Esa foto es la letra capital de unos párrafos fatídicos en la vida de ambos, Héctor y Andrés. Meses más tarde, Lavoe fue internado en Estados Unidos por su adicción a la heroína. Son días oscurísimos. Con todo, sobrevive. Todavía ve cómo su suegra es asesinada en Puerto Rico, su hijo es muerto por una bala perdida y su prueba de SIDA sale positiva. Alguna aguja infectada. Entre 1982 y 1983 vive, justamente, en Cali, en el Hotel Aristi (¿qué tan lejos de donde vivía Andrés Caicedo?). Canta en discotecas, trabaja para Larry Landa, le sigue haciendo a las drogas. Sigue cantando y lo hace con la misma maestría de siempre.
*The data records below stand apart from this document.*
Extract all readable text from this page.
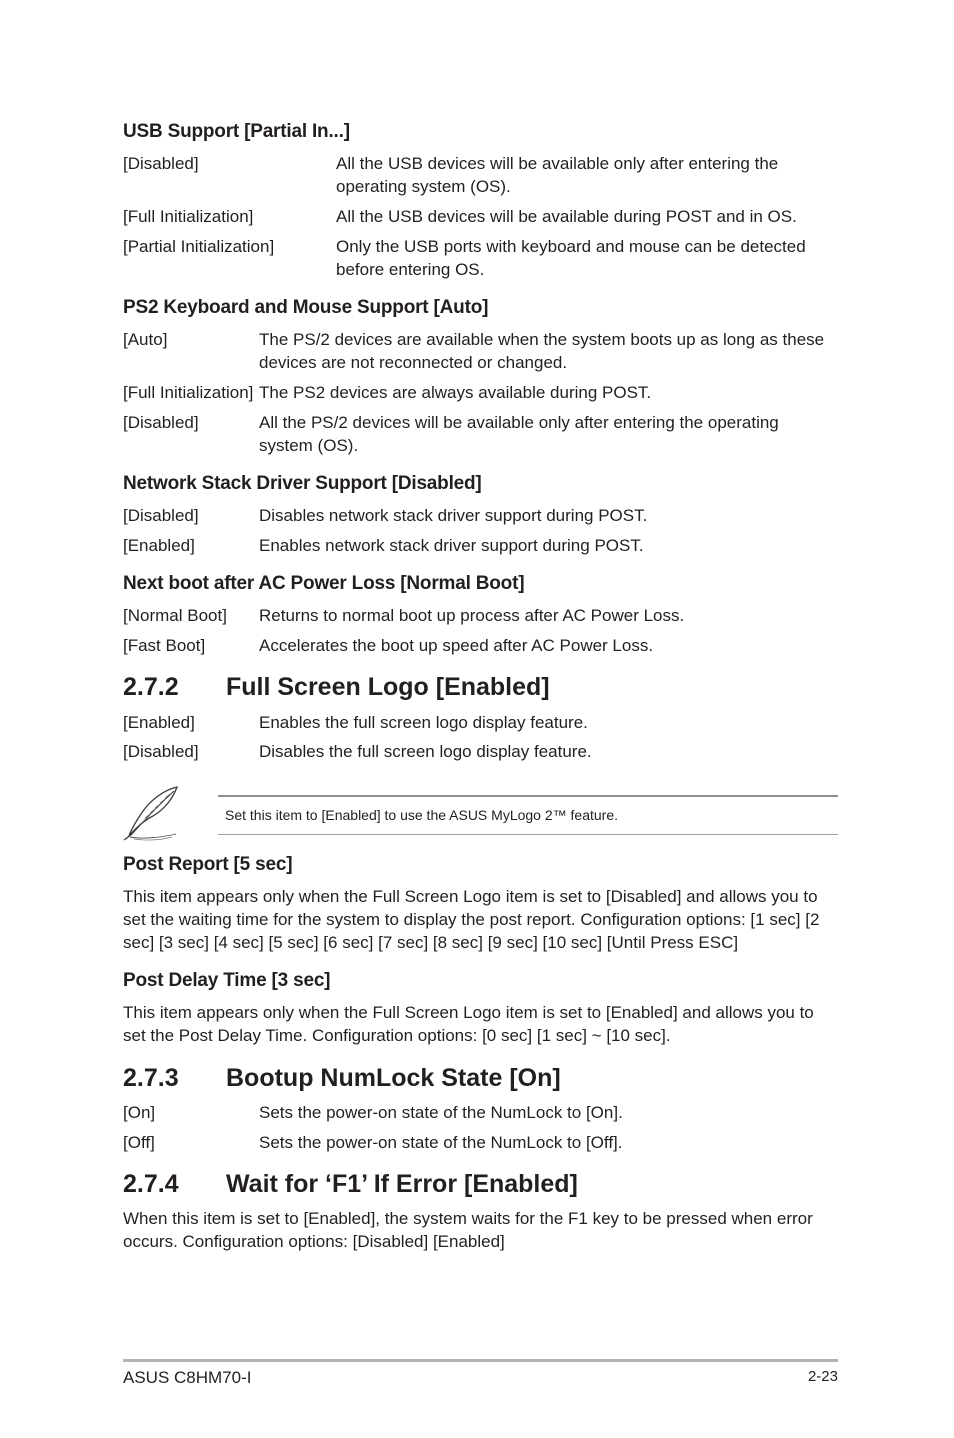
USB Support [Partial In...]
[Disabled]	All the USB devices will be available only after entering the operating system (OS).
[Full Initialization]	All the USB devices will be available during POST and in OS.
[Partial Initialization]	Only the USB ports with keyboard and mouse can be detected before entering OS.
PS2 Keyboard and Mouse Support [Auto]
[Auto]	The PS/2 devices are available when the system boots up as long as these devices are not reconnected or changed.
[Full Initialization] The PS2 devices are always available during POST.
[Disabled]	All the PS/2 devices will be available only after entering the operating system (OS).
Network Stack Driver Support [Disabled]
[Disabled]	Disables network stack driver support during POST.
[Enabled]	Enables network stack driver support during POST.
Next boot after AC Power Loss [Normal Boot]
[Normal Boot] Returns to normal boot up process after AC Power Loss.
[Fast Boot]	Accelerates the boot up speed after AC Power Loss.
2.7.2 Full Screen Logo [Enabled]
[Enabled]	Enables the full screen logo display feature.
[Disabled]	Disables the full screen logo display feature.
Set this item to [Enabled] to use the ASUS MyLogo 2™ feature.
Post Report [5 sec]
This item appears only when the Full Screen Logo item is set to [Disabled] and allows you to set the waiting time for the system to display the post report. Configuration options: [1 sec] [2 sec] [3 sec] [4 sec] [5 sec] [6 sec] [7 sec] [8 sec] [9 sec] [10 sec] [Until Press ESC]
Post Delay Time [3 sec]
This item appears only when the Full Screen Logo item is set to [Enabled] and allows you to set the Post Delay Time. Configuration options: [0 sec] [1 sec] ~ [10 sec].
2.7.3 Bootup NumLock State [On]
[On]	Sets the power-on state of the NumLock to [On].
[Off]	Sets the power-on state of the NumLock to [Off].
2.7.4 Wait for ‘F1’ If Error [Enabled]
When this item is set to [Enabled], the system waits for the F1 key to be pressed when error occurs. Configuration options: [Disabled] [Enabled]
ASUS C8HM70-I	2-23
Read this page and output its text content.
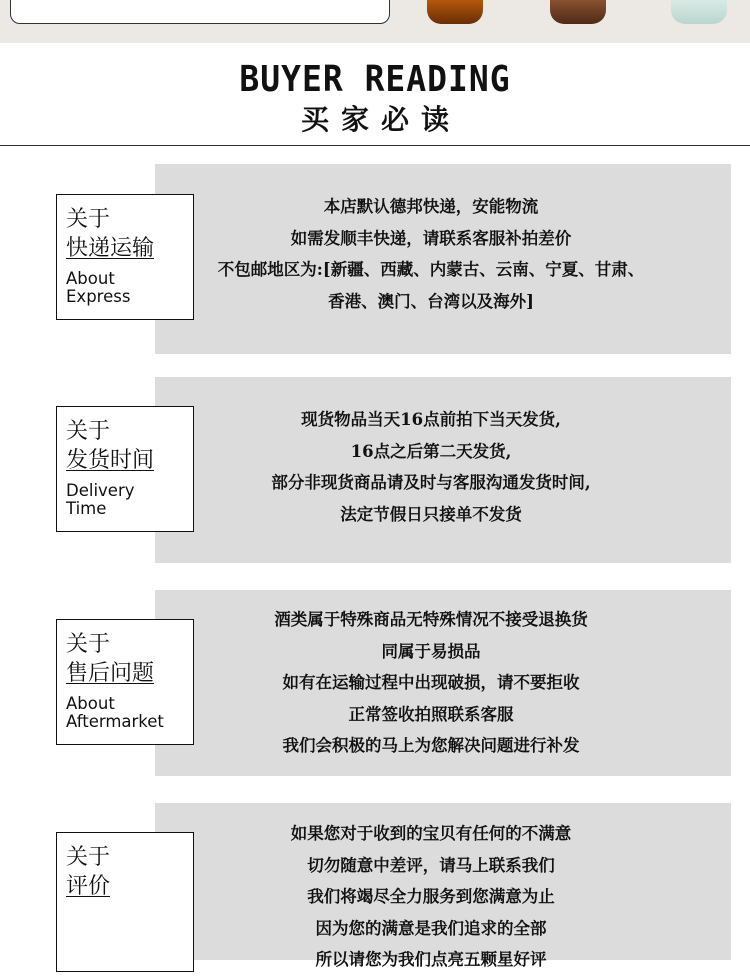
BUYER READING
买家必读
关于
快递运输
About
Express
本店默认德邦快递，安能物流
如需发顺丰快递，请联系客服补拍差价
不包邮地区为:[新疆、西藏、内蒙古、云南、宁夏、甘肃、
香港、澳门、台湾以及海外]
关于
发货时间
Delivery
Time
现货物品当天16点前拍下当天发货,
16点之后第二天发货,
部分非现货商品请及时与客服沟通发货时间,
法定节假日只接单不发货
关于
售后问题
About
Aftermarket
酒类属于特殊商品无特殊情况不接受退换货
同属于易损品
如有在运输过程中出现破损，请不要拒收
正常签收拍照联系客服
我们会积极的马上为您解决问题进行补发
关于
评价
如果您对于收到的宝贝有任何的不满意
切勿随意中差评，请马上联系我们
我们将竭尽全力服务到您满意为止
因为您的满意是我们追求的全部
所以请您为我们点亮五颗星好评
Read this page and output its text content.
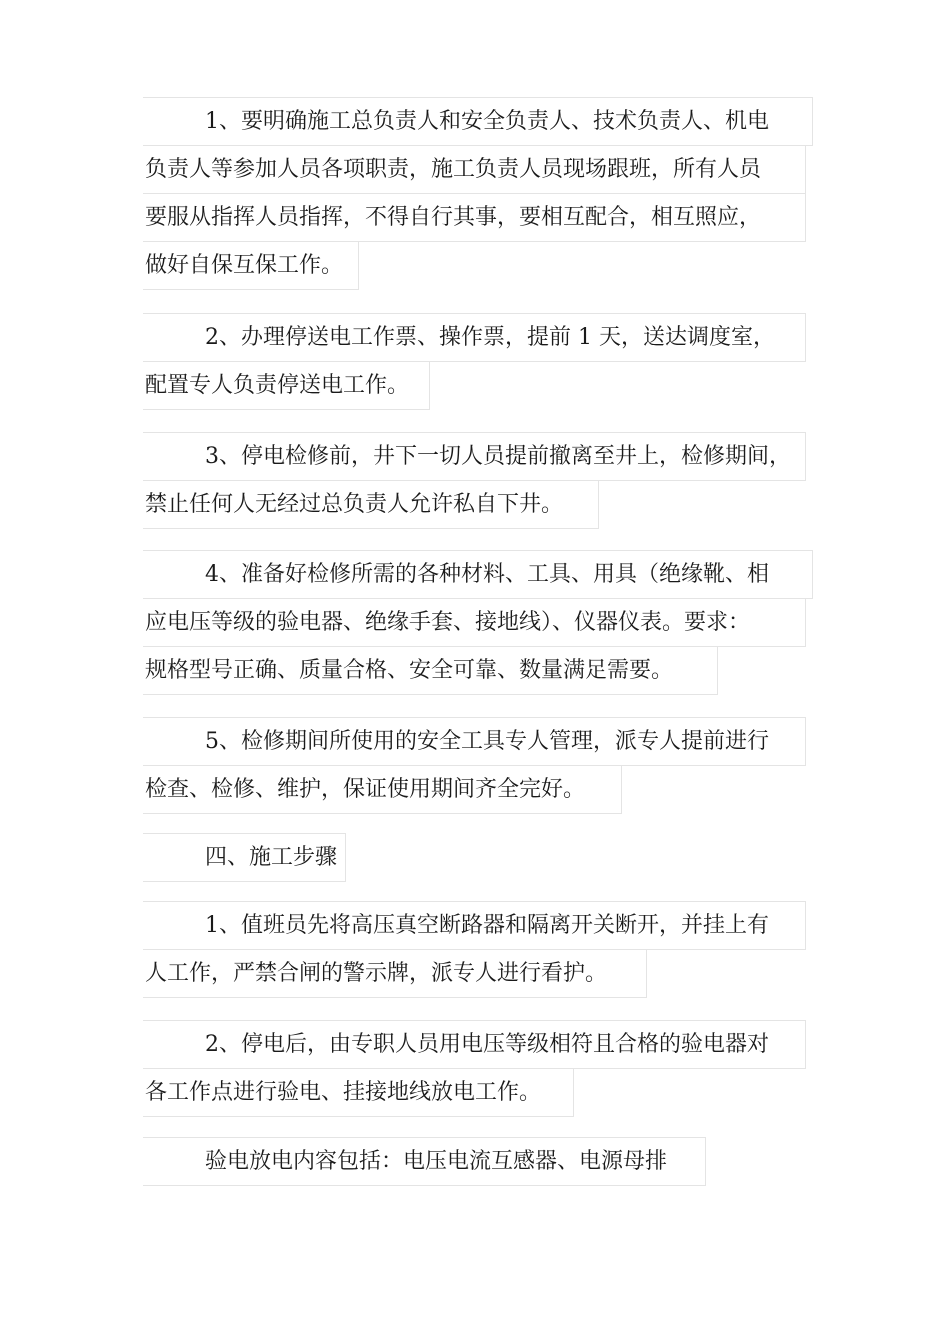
1、要明确施工总负责人和安全负责人、技术负责人、机电
负责人等参加人员各项职责，施工负责人员现场跟班，所有人员
要服从指挥人员指挥，不得自行其事，要相互配合，相互照应，
做好自保互保工作。
2、办理停送电工作票、操作票，提前 1 天，送达调度室，
配置专人负责停送电工作。
3、停电检修前，井下一切人员提前撤离至井上，检修期间，
禁止任何人无经过总负责人允许私自下井。
4、准备好检修所需的各种材料、工具、用具（绝缘靴、相
应电压等级的验电器、绝缘手套、接地线）、仪器仪表。要求：
规格型号正确、质量合格、安全可靠、数量满足需要。
5、检修期间所使用的安全工具专人管理，派专人提前进行
检查、检修、维护，保证使用期间齐全完好。
四、施工步骤
1、值班员先将高压真空断路器和隔离开关断开，并挂上有
人工作，严禁合闸的警示牌，派专人进行看护。
2、停电后，由专职人员用电压等级相符且合格的验电器对
各工作点进行验电、挂接地线放电工作。
验电放电内容包括：电压电流互感器、电源母排
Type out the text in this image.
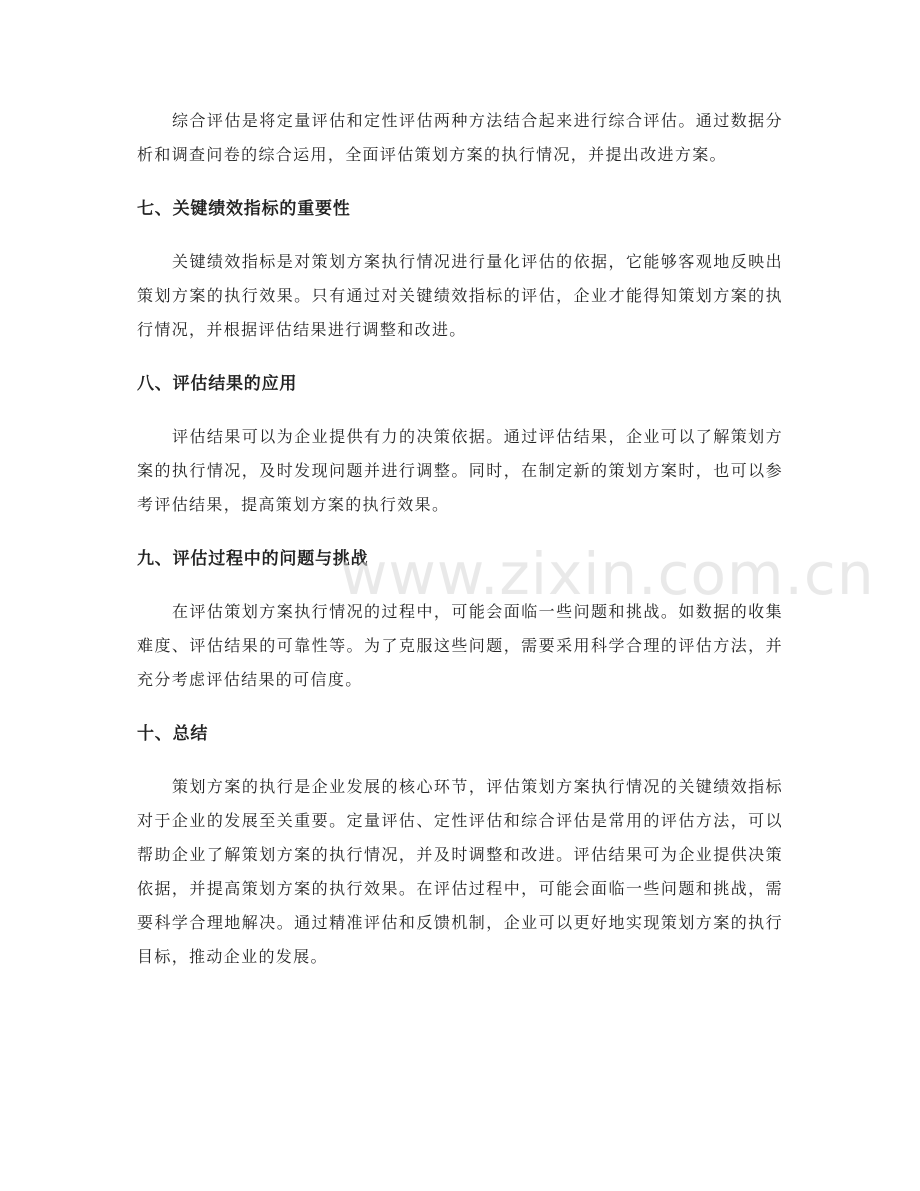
综合评估是将定量评估和定性评估两种方法结合起来进行综合评估。通过数据分析和调查问卷的综合运用，全面评估策划方案的执行情况，并提出改进方案。

七、关键绩效指标的重要性

关键绩效指标是对策划方案执行情况进行量化评估的依据，它能够客观地反映出策划方案的执行效果。只有通过对关键绩效指标的评估，企业才能得知策划方案的执行情况，并根据评估结果进行调整和改进。

八、评估结果的应用

评估结果可以为企业提供有力的决策依据。通过评估结果，企业可以了解策划方案的执行情况，及时发现问题并进行调整。同时，在制定新的策划方案时，也可以参考评估结果，提高策划方案的执行效果。

九、评估过程中的问题与挑战

在评估策划方案执行情况的过程中，可能会面临一些问题和挑战。如数据的收集难度、评估结果的可靠性等。为了克服这些问题，需要采用科学合理的评估方法，并充分考虑评估结果的可信度。

十、总结

策划方案的执行是企业发展的核心环节，评估策划方案执行情况的关键绩效指标对于企业的发展至关重要。定量评估、定性评估和综合评估是常用的评估方法，可以帮助企业了解策划方案的执行情况，并及时调整和改进。评估结果可为企业提供决策依据，并提高策划方案的执行效果。在评估过程中，可能会面临一些问题和挑战，需要科学合理地解决。通过精准评估和反馈机制，企业可以更好地实现策划方案的执行目标，推动企业的发展。

www.zixin.com.cn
De Héctor Lavoe no se podía esperar otra cosa.
Muere, al fin, en 1993. Su hermana Priscila asegura que “vino al mundo para gozarlo y sufrirlo”. Como todos, dirá algún cínico; lo que se le olvida es que para gozarlo tanto y sufrirlo tanto había que ser un valientazo. Había que ser Héctor Lavoe.
Había que ser Caicedo.
Pero su párrafo fue mucho más trágico. Un mes después de la foto, el 4 de marzo de 1977, recibió en su casa un ejemplar de ¡Que viva la música!, tal como iba a ser publicado. Su primera novela al fin iba a salir al mundo. Dejó la copia sobre su escritorio, orgulloso (supongo), y escribió sendas cartas a su familia y a Patricia. Luego tomó un frasco de secobarbital, dos, tres. Se tragó sesenta pastillas. Y se murió. El “enemigo número uno de Macondo” (Fuguet, dixit) se fue a los 25 años, tal como lo había prometido en otra de sus cartas. Porque vivir más, ¿para qué? Había visto ya demasiado.
Vuelvo a esa foto. Algo en mi pecho hizo ¡plop! Algo en mi pecho hizo ¡crack! Y es que la vida, Héctor, la vida, Andrés, es una pelada muy voluble.
Por eso, a veces, sólo queda cantar. Hay que hacerlo. Que viva la música.
Que viva, carajo.
C/S.
Este texto fue originalmente publicado en El Heraldo de León el 17 de octubre de 2014.